ALL THAT STUFF WITH CHOLLIE happened on a Friday, so I had the weekend to think about where else I could pee from then on at school. I didn’t want him mad at me or telling on me to Dad, but I also didn’t want Head and Moe to get me for going to any of
the whites only bathrooms inside the school, either. It was also the weekend for the Scouts camping trip that would be the first one for guys moving up from Cub Scouts. I might not have had a red belly yet, but I knew everybody was going to get the initiation into Boy Scouts.
Wayne had gone through it the year before, so that afternoon after school, I begged and begged and promised to do about a hundred weeks of chores from the job jar if he told me what was going to happen. David Tremblay was there at our house — he’d probably had all his Scout stuff packed since July because he was so desperate to get away from his own house and his sorry stepdad. He grabbed Wayne and got him in a full nelson and yelled, “Don’t tell him! Don’t tell him!” The way David saw it was if they made him suffer last year, then everybody else ought to have to suffer this year, too.
Wayne said, “OK, OK,” and David let him go, but I bribed it out of Wayne later on, anyway: all about the snipe hunt, and them blindfolding us and tying us to trees in the woods at midnight, plus other stuff that was even meaner.

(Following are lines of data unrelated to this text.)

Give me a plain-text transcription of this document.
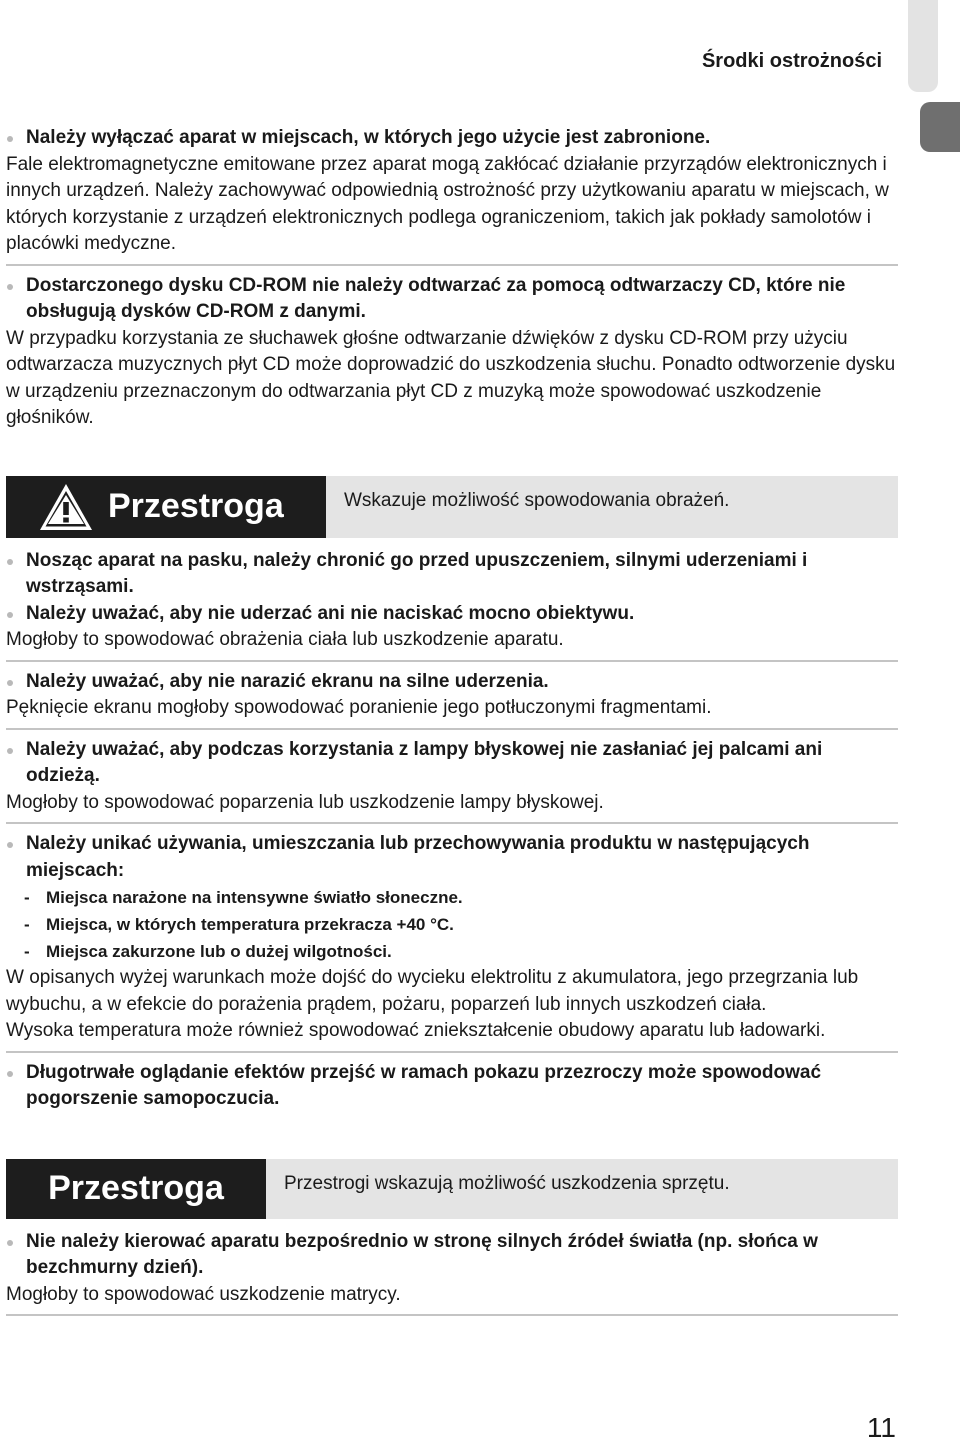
Środki ostrożności
Należy wyłączać aparat w miejscach, w których jego użycie jest zabronione.
Fale elektromagnetyczne emitowane przez aparat mogą zakłócać działanie przyrządów elektronicznych i innych urządzeń. Należy zachowywać odpowiednią ostrożność przy użytkowaniu aparatu w miejscach, w których korzystanie z urządzeń elektronicznych podlega ograniczeniom, takich jak pokłady samolotów i placówki medyczne.
Dostarczonego dysku CD-ROM nie należy odtwarzać za pomocą odtwarzaczy CD, które nie obsługują dysków CD-ROM z danymi.
W przypadku korzystania ze słuchawek głośne odtwarzanie dźwięków z dysku CD-ROM przy użyciu odtwarzacza muzycznych płyt CD może doprowadzić do uszkodzenia słuchu. Ponadto odtworzenie dysku w urządzeniu przeznaczonym do odtwarzania płyt CD z muzyką może spowodować uszkodzenie głośników.
Przestroga	Wskazuje możliwość spowodowania obrażeń.
Nosząc aparat na pasku, należy chronić go przed upuszczeniem, silnymi uderzeniami i wstrząsami.
Należy uważać, aby nie uderzać ani nie naciskać mocno obiektywu.
Mogłoby to spowodować obrażenia ciała lub uszkodzenie aparatu.
Należy uważać, aby nie narazić ekranu na silne uderzenia.
Pęknięcie ekranu mogłoby spowodować poranienie jego potłuczonymi fragmentami.
Należy uważać, aby podczas korzystania z lampy błyskowej nie zasłaniać jej palcami ani odzieżą.
Mogłoby to spowodować poparzenia lub uszkodzenie lampy błyskowej.
Należy unikać używania, umieszczania lub przechowywania produktu w następujących miejscach:
- Miejsca narażone na intensywne światło słoneczne.
- Miejsca, w których temperatura przekracza +40 °C.
- Miejsca zakurzone lub o dużej wilgotności.
W opisanych wyżej warunkach może dojść do wycieku elektrolitu z akumulatora, jego przegrzania lub wybuchu, a w efekcie do porażenia prądem, pożaru, poparzeń lub innych uszkodzeń ciała.
Wysoka temperatura może również spowodować zniekształcenie obudowy aparatu lub ładowarki.
Długotrwałe oglądanie efektów przejść w ramach pokazu przezroczy może spowodować pogorszenie samopoczucia.
Przestroga	Przestrogi wskazują możliwość uszkodzenia sprzętu.
Nie należy kierować aparatu bezpośrednio w stronę silnych źródeł światła (np. słońca w bezchmurny dzień).
Mogłoby to spowodować uszkodzenie matrycy.
11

We set up camp that night near Lake Kissimmee, on a dry hammock mostly surrounded by swamp. One of the Scoutmasters was Mr. Ferber, a chemical engineer Dad knew from the phosphate mine. He didn’t have any kids of his own, so I don’t know why he was there exactly. He had a metal plate in his head from where somebody accidentally threw a shot put into his skull when he was in high school, and sometimes he let us knock on it with our knuckles, which kind of hurt. Mr. Ferber told us where to raise our tents, and how to do our trenching and stuff, then he set off a couple of DDT bombs around the edges of our campsite to kill all the mosquitoes.